Stephen Wilson of The Lockstep Group in Sydney, Australia, is scheduled to present an interesting paper, Why Federated Identity is easier said than done, at the AusCERT2011 conference in May.  Based on the abstract, the complete paper should be really interesting.

Stephen states that despite,

“near universal acceptance of the idea of Federated Identity … higher risk services like banking, e-health and e-government have steadfastly resisted federation, maintaining their own identifiers and sovereign registration processes.”

He further asserts that lingering resistance to full adoption results from the fact that,

“Federated Identity is in fact a radical and deeply problematic departure from the way we do business.  … Thus the derided identity “silos” are a natural and inevitable consequence of how business rules are matched to particular contexts.”

Stephen’s final comment:

“If we focused on conserving context and replicating existing real world identities in non-replayable forms, most routine transactions could take place safely online, without the incalculable cost of re-engineering proven business arrangements.”

If Identity Federation really doesn’t match the way we do business, it will be interesting to see how Stephen expands on and clarifies that final statement in the full paper.

Oracle: “In Classical Antiquity, an oracle was a person or agency considered to be a source of wise counsel or prophetic opinion, predictions or precognition of the future, inspired by the gods.”

Thanks to Nishant Kaushik for pointing out Anil John’s thought-provoking article, Identity Oracles and their role in the Identity Eco-System.” In his introductory tweet, Nishant suggested, “Some thing for @trulyverified to think about.”

Since I recently signed up for the Tru.ly service, I thought Nishant’s advice was timely.

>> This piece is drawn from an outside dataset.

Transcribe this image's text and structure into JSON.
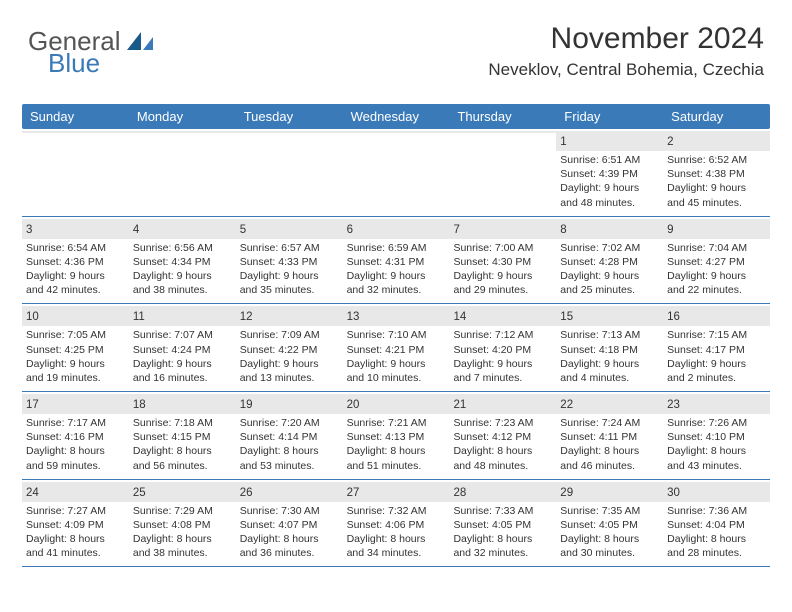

It was interesting to review the four characteristics of an Identity Oracle outlined by Bob Blakley, currently the Gartner Research VP for Identity and Privacy

• An organization which derives all of its profit from collection & use of your private information…
• And therefore treats your information as an asset…
• And therefore protects your information by answering questions (i.e. providing meta-identity information) based on your information without disclosing your information…
• Thus keeping both the Relying Party and you happy, while making money.

Some emerging companies fit part of this definition.  Certainly Tru.ly relies on information I provide and they verify, as an asset, and have based their business plan on such assets.

However, others come at it from different direction:  Axciom and LexisNexis offer Identity Verification and Authentication services based on publicly-available information.  Neither company has asked me whether they can use my information, but Axciom claims, “Acxiom’s identification platform utilizes demographic and geographic data in challenge questions with nearly 900 data elements for more than 300 million individuals.” LexisNexis claims, “Access to vast data resources – more than 20 billion public and proprietary records.”

Axciom and LexisNexis customers pay for the privilege of tapping into those vast stores of personal information to provide authentication and validation services.

Does this make Axciom and LexisNexis Identity Oracles?  What about Tru.ly or Trufina, or similar companies? Do the the three major credit bureaus qualify?  Perhaps none are complete Identity Oracles in the true sense of Bob Blakley’s definition.  But they are getting close.